Installing a hose on a barbed fitting is a simple task — with a couple pointers. First, the little crevice at the junction between a hose and the fitting is a biological disaster waiting to happen. Always be sure to place the clamp on the FIRST barb of the stem, not the last. And leave enough gap between the hose and your swivel fitting to allow the fitting to rotate without interference. Now a bit about clamps. My favorite are Oetiker stepless clamps. They seal very evenly, look very clean, and are super secure. You can crimp them with a wire cutter, or you can use a special tool to pinch them. Worm gear clamps work well enough, but sometimes are prone to leaking. Not to mention the chronic problem of stabbing yourself with a flat blade screwdriver. That said, if you want to remove the clamp regularly you’re stuck with worm gear clamps to get the job done.
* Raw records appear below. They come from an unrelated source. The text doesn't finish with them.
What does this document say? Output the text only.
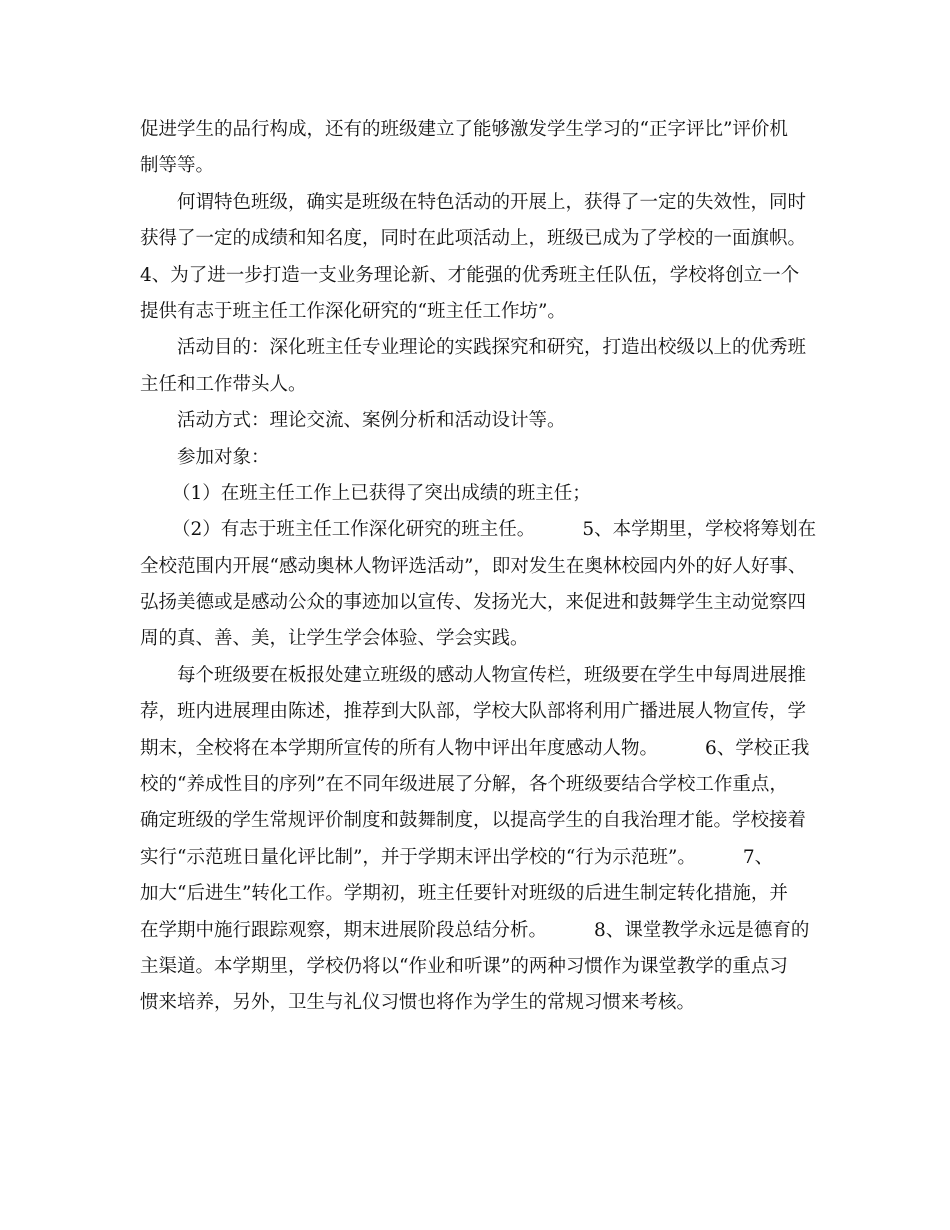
促进学生的品行构成，还有的班级建立了能够激发学生学习的“正字评比”评价机
制等等。
何谓特色班级，确实是班级在特色活动的开展上，获得了一定的失效性，同时
获得了一定的成绩和知名度，同时在此项活动上，班级已成为了学校的一面旗帜。
4、为了进一步打造一支业务理论新、才能强的优秀班主任队伍，学校将创立一个
提供有志于班主任工作深化研究的“班主任工作坊”。
活动目的：深化班主任专业理论的实践探究和研究，打造出校级以上的优秀班
主任和工作带头人。
活动方式：理论交流、案例分析和活动设计等。
参加对象：
（1）在班主任工作上已获得了突出成绩的班主任；
（2）有志于班主任工作深化研究的班主任。        5、本学期里，学校将筹划在
全校范围内开展“感动奥林人物评选活动”，即对发生在奥林校园内外的好人好事、
弘扬美德或是感动公众的事迹加以宣传、发扬光大，来促进和鼓舞学生主动觉察四
周的真、善、美，让学生学会体验、学会实践。
每个班级要在板报处建立班级的感动人物宣传栏，班级要在学生中每周进展推
荐，班内进展理由陈述，推荐到大队部，学校大队部将利用广播进展人物宣传，学
期末，全校将在本学期所宣传的所有人物中评出年度感动人物。        6、学校正我
校的“养成性目的序列”在不同年级进展了分解，各个班级要结合学校工作重点，
确定班级的学生常规评价制度和鼓舞制度，以提高学生的自我治理才能。学校接着
实行“示范班日量化评比制”，并于学期末评出学校的“行为示范班”。        7、
加大“后进生”转化工作。学期初，班主任要针对班级的后进生制定转化措施，并
在学期中施行跟踪观察，期末进展阶段总结分析。        8、课堂教学永远是德育的
主渠道。本学期里，学校仍将以“作业和听课”的两种习惯作为课堂教学的重点习
惯来培养，另外，卫生与礼仪习惯也将作为学生的常规习惯来考核。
And you can buy them locally, but look for stainless construction.

Bulkhead Fittings

While fittings are obvious needs to connect hoses to pumps and kettles to move wort and brewing liquor, you need to gain access to the kettle through a fitting as well. There are a few ways to accomplish that. The first is siphoning. While this is economical, it is a bit of a pain compared to the simple process of turning a valve. There are a couple ways to add a valve to your kettle. One is to weld in a fitting to mount your valve. The other is to use a weldless connection. Both have been around for a long time and both are leak free. A welded fitting requires the help of a qualified welder proficient in welding stainless steel. However, if they don’t properly shield the weldment during welding you can end up with rust at the weld. So definitely look for an experienced welder. The weldless valve, on the other hand, can be installed with a step drill at home. There are low cost weldless assemblies made from off the shelf fittings and o-rings. They tend to seal OK, but are a little wiggly in the kettle. Another option is a valve with an integral o-ring and locking nut. These are very simple to install, are very rigidly affixed, and will not leak. They are also very easy to remove and disassemble for periodic cleaning.
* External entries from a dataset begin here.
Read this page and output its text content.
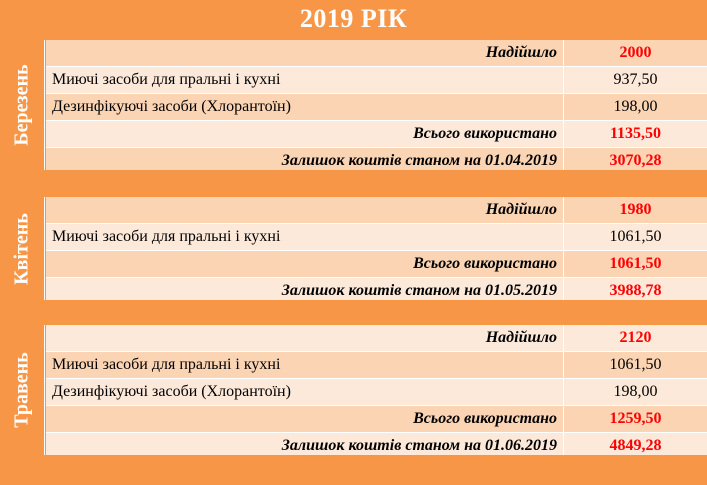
2019 РІК
Березень
Надійшло	2000
Миючі засоби для пральні і кухні	937,50
Дезинфікуючі засоби (Хлорантоїн)	198,00
Всього використано	1135,50
Залишок коштів станом на 01.04.2019	3070,28
Квітень
Надійшло	1980
Миючі засоби для пральні і кухні	1061,50
Всього використано	1061,50
Залишок коштів станом на 01.05.2019	3988,78
Травень
Надійшло	2120
Миючі засоби для пральні і кухні	1061,50
Дезинфікуючі засоби (Хлорантоїн)	198,00
Всього використано	1259,50
Залишок коштів станом на 01.06.2019	4849,28
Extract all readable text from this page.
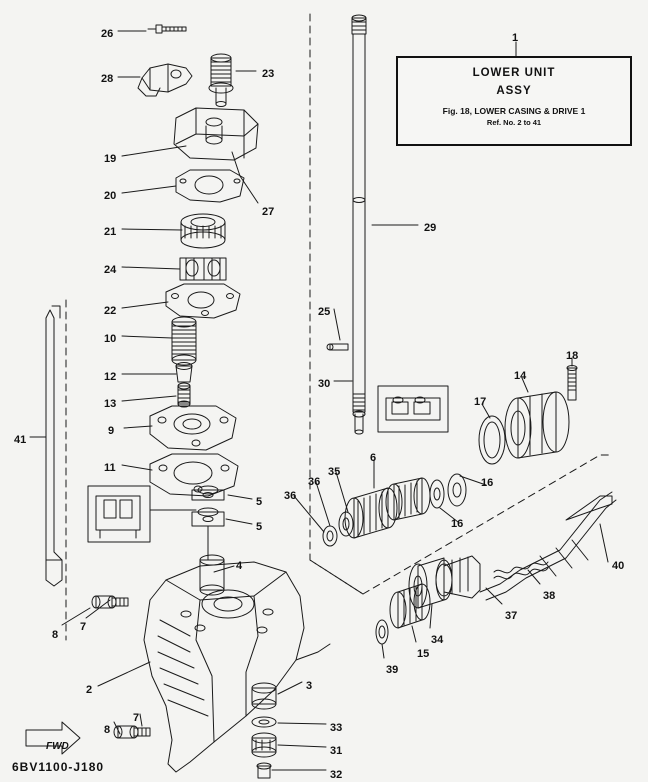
LOWER UNIT
ASSY
Fig. 18, LOWER CASING & DRIVE 1
Ref. No. 2 to 41
FWD
6BV1100-J180
1
26
28	23
19
20
21
24
22
27
29
25
30
10
12
13
9
11
41
18
14
17
6
35
36
36
16
16
5
5
4	40
38
37
34
15
39
8
7
2	3
8
7
33
31
32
Now a bit about galvanic corrosion. When it’s time to soak those hoses to clean and sanitize, remember that dissimilar metals don’t always play well together. Realize that keg fittings are usually nickel plated brass, hose clamps you bought at Lowe’s are likely zinc plated steel, and anything aluminum is happy to react with virtually any metal. And brass can turn a nice color too. So if you’re soaking them in sanitizer together, do so for just the necessary time and then hang them up to dry.

Find the Right Fit

Photo courtesy of Blichmann Engineering

To wrap things up, fittings are vital to every brewery, so put some long term thought into your choices. You’ll be using them every brew day and for many years. While there is no fitting that is the do all end all, I do recommend that you settle in on no more than two types for your brew house, and one type in your dispensing system. That way you can minimize the number of hoses in your brewery, and accordingly, minimize your expense and maximize your versatility. When making your selection, consider what features make your brew day more enjoyable. I personally hate searching for tools, gloves, or figuring out which hose I need for what piece of equipment. And remember that quality is always worth it in the long run.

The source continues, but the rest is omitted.